The admin interface design was equally important. The users of this plugin are not developers. They are designers, marketers, and content teams who need to authenticate, select pages, and sync content with minimal friction. The interface needed to feel native to WordPress while connecting to Webflow's API in a way that was transparent and trustworthy.

We also handled the submission and compliance review process for the WordPress Plugin Directory, which has its own set of requirements and standards that need to be met before a plugin is publicly listed.

What the collaboration looked like

Working directly with Webflow's internal product and engineering teams was an experience that sharpened how we think about product development.
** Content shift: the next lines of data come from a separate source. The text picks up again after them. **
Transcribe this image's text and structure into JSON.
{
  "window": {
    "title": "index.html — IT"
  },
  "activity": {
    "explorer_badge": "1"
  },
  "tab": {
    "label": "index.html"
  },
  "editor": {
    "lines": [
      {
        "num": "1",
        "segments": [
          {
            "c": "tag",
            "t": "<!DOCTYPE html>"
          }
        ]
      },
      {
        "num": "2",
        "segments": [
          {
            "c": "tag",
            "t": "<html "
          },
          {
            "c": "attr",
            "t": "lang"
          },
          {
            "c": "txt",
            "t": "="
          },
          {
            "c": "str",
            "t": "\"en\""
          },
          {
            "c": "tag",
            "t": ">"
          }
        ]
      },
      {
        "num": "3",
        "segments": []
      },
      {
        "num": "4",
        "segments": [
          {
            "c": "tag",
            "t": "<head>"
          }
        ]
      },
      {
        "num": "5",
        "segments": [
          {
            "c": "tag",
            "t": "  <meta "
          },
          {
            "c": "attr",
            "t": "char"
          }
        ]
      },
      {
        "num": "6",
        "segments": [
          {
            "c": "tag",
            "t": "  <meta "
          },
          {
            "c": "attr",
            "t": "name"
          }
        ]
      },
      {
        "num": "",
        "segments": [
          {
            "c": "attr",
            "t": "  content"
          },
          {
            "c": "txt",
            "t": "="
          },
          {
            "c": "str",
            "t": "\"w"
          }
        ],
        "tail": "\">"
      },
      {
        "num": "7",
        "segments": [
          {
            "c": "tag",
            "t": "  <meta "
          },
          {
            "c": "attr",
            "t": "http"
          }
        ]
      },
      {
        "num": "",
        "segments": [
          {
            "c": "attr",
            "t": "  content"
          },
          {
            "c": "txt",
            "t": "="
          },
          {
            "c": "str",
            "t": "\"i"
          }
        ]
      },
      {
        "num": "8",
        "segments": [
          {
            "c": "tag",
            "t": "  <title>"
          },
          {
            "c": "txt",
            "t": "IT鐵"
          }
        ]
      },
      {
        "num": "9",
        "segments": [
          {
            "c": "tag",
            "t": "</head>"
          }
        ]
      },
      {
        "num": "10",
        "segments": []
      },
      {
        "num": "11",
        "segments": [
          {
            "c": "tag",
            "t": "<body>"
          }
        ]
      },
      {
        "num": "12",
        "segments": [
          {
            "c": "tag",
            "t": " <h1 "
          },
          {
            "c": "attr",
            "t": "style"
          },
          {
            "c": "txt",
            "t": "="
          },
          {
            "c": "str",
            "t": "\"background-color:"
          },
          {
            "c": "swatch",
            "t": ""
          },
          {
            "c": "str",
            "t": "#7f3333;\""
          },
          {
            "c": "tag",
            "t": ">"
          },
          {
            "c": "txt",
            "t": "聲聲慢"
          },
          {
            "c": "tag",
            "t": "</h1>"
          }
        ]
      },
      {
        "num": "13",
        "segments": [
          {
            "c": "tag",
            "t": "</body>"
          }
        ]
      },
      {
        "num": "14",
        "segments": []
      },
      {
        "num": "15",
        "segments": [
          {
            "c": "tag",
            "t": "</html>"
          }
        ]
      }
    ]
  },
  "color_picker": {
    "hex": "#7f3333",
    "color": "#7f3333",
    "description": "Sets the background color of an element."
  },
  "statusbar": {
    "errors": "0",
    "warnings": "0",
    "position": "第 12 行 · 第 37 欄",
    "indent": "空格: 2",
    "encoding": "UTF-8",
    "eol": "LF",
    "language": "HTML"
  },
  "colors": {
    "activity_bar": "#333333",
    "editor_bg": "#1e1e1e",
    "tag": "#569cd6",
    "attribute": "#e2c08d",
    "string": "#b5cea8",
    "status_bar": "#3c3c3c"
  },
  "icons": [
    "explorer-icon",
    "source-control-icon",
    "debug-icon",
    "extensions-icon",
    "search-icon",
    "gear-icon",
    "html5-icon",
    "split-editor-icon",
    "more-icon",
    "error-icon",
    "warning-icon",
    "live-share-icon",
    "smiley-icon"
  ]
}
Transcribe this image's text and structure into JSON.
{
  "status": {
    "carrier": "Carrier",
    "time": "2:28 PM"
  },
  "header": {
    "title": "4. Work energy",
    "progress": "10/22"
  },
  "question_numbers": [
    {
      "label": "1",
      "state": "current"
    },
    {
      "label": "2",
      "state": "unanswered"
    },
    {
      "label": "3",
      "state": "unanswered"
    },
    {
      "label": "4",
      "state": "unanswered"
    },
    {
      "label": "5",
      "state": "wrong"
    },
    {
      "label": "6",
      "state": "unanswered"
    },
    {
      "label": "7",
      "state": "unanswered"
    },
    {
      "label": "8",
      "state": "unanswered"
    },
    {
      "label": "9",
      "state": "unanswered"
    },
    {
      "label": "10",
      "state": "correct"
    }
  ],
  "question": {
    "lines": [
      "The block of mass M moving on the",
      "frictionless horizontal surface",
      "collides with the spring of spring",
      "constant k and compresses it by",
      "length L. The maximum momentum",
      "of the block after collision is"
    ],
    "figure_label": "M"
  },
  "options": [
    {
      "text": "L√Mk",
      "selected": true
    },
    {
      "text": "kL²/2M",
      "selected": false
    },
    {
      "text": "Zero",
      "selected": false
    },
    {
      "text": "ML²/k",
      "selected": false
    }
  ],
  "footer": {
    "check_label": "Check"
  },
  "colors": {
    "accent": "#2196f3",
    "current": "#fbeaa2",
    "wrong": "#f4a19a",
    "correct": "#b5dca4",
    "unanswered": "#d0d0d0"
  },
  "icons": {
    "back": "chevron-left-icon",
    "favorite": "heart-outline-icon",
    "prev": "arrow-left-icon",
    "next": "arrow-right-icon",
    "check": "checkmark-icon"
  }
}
The Webflow team is precise about requirements and equally precise about user experience standards. Conversations about API usage, feature scope, and edge cases were substantive. We were not handed a spec and left to implement it. We were in an ongoing dialogue about what the right solution looked like, which is the kind of collaboration that produces better work than either side would produce alone.

Our WordPress expertise gave us standing in those conversations. We could push back on assumptions about how WordPress environments behave, advocate for approaches that would work across the full range of real-world deployments, and flag edge cases that might not be visible from inside Webflow's infrastructure.

What this means for Eclipse

The Webflow Pages plugin is publicly available on the WordPress Plugin Directory and continues to grow its user base. We maintain it actively, keeping it compatible as both platforms evolve.

For Eclipse, this project is a concrete answer to a question clients occasionally ask: how do we know you really understand both platforms? We built the official bridge between them. That is the answer.